Elle n'a pas droit de regard sur les policiers locaux: Frontex, l'agence chargée de la surveillance des frontières extérieures européennes, se défend de tolérer des maltraitances sur les migrants. Mais son rôle sur le terrain interroge les ONG, qui verraient d'un bon oeil une réforme.

Plusieurs médias européens, dont le Guardian britannique et la chaîne allemande ARD, reprochent à l'agence de cautionner des actes commis par des garde-frontières bulgares, hongrois et grecs. Ces derniers auraient, par exemple, traqué des demandeurs d'asile avec des chiens ou les auraient refoulés sans ménagement, le tout sous l'oeil passif des agents de Frontex.

De son côté, l'agence européenne basée à Varsovie, qui rejette catégoriquement "toute implication" de ses agents dans une "violation des droits fondamentaux", souligne auprès de l'AFP qu'elle effectue "une mission de soutien auprès des agents des pays concernés" et qu'elle n'a "pas de droit de regard ou d'enquête" sur les agissements des autorités locales.

A ce jour, aucune plainte n'a jamais été déposée contre un de ses membres, affirme-t-elle.

Frontex compte 600 agents déployés en Grèce, 93 en Bulgarie et 13 en Hongrie, qui aident les forces locales dans le contrôle des frontières, la lutte contre les faux documents ou encore l'identification des voitures volées.

Sur le terrain, ces agents travaillent "en équipe" avec les garde-frontières locaux et peuvent interroger les migrants, mais aussi les "arrêter et les ramener dans des centres", précise une responsable.

Ces agents, environ 2.000 au total (plus 1.500 réservistes), ont l'obligation de rapporter toute violation des droits des migrants: c'est sur la base de ces rapports "compilés et portés à la connaissance des pays concernés" sur des faits commis par leurs fonctionnaires que les médias prêtent à Frontex une connivence sur des actes de maltraitance.

- "Protex" -

Selon un document interne à cet organe, qui a connu un rôle accru depuis la crise migratoire démarrée en 2015, des agents sont aussi directement impliqués dans l'expulsion de mineurs non accompagnés ou de demandeurs d'asile placés sous sédatifs durant leur expulsion, rapportent les médias.
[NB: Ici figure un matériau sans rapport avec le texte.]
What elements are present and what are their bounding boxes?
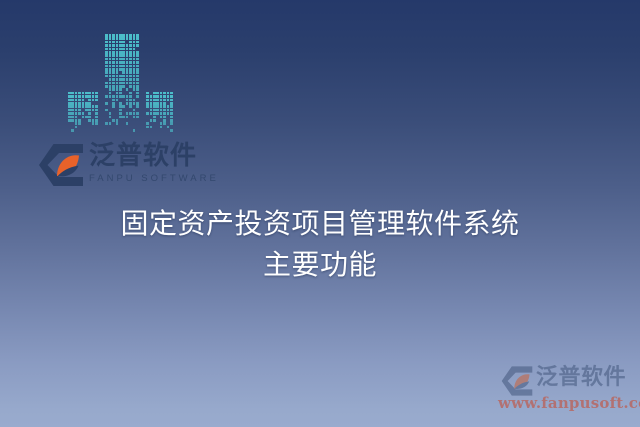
promo-banner: 泛普软件 FANPU SOFTWARE 固定资产投资项目管理软件系统 主要功能 …	[0, 0, 640, 427]
fanpu-logo-mark-icon	[37, 142, 85, 188]
watermark-brand-name: 泛普软件	[536, 364, 626, 392]
brand-logo: 泛普软件 FANPU SOFTWARE	[37, 141, 212, 193]
brand-name-en: FANPU SOFTWARE	[89, 172, 211, 185]
fanpu-logo-mark-watermark-icon	[500, 365, 534, 397]
pixel-city-skyline-icon	[68, 34, 168, 130]
page-title: 固定资产投资项目管理软件系统 主要功能	[0, 203, 640, 285]
watermark-url: www.fanpusoft.com	[498, 394, 640, 413]
brand-wordmark: 泛普软件 FANPU SOFTWARE	[89, 141, 211, 185]
page-title-line-1: 固定资产投资项目管理软件系统	[0, 203, 640, 244]
brand-name-cn: 泛普软件	[89, 141, 211, 171]
page-title-line-2: 主要功能	[0, 244, 640, 285]
watermark: 泛普软件 www.fanpusoft.com	[494, 363, 634, 419]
"Pas étonnant", selon Pierre Henry, directeur de l'organisation France Terre d'asile (FTA): "Quand vous confiez à Frontex la mission de surveillance des frontières, vous ne lui confiez pas une mission de protection" et "les dérives peuvent arriver".

Dans son récent "manifeste pour l'avenir du droit d'asile en Europe", FTA en appelle à une réforme en profondeur.

Celle de l'agence est déjà lancée. Le parlement européen a approuvé en avril son renforcement en la dotant d'un corps de 10.000 garde-frontières et garde-côtes à l'horizon 2027.

A terme, elle devrait même soutenir "les procédures de retour dans les Etats membres, par exemple en identifiant les ressortissants de pays tiers en séjour irrégulier".

Sauf que, reprend Pierre Henry, s'il est "normal qu'il y ait un corps de surveillance, il doit y avoir aussi une force pour protéger les demandeurs d'asile". De fait, avec cette réforme, "il sera important de s'assurer que Frontex garantira le respect des droits fondamentaux". "Voilà pourquoi j'ai suggéré qu'à côté de Frontex soit constitué un corps spécialisé dans la protection des personnes: Protex".

A ce stade, les attributions de Frontex sont trop floues, abonde Corinne Torre, responsable nationale à Médecins Sans Frontières. "Cela fait des années que l'on demande le rôle de Frontex dans le détail, sur le terrain. Où commence leur mission ? Où s'arrête-t-elle ? On ne l'a jamais obtenu", regrette-t-elle.

L'agence cautionne-t-elle, en ne se retirant pas des pays concernés, les agissements des fonctionnaires locaux ?

"Protéger, ce n'est pas leur mission. Frontex est mandaté pour appliquer les textes européens", et ces textes sont conçus pour contenir la vague migratoire, déplore-t-elle.

Les agents de Frontex "devraient être des garde-fous", juge Mme Torre. "Mais dans les faits, ils ne le sont pas."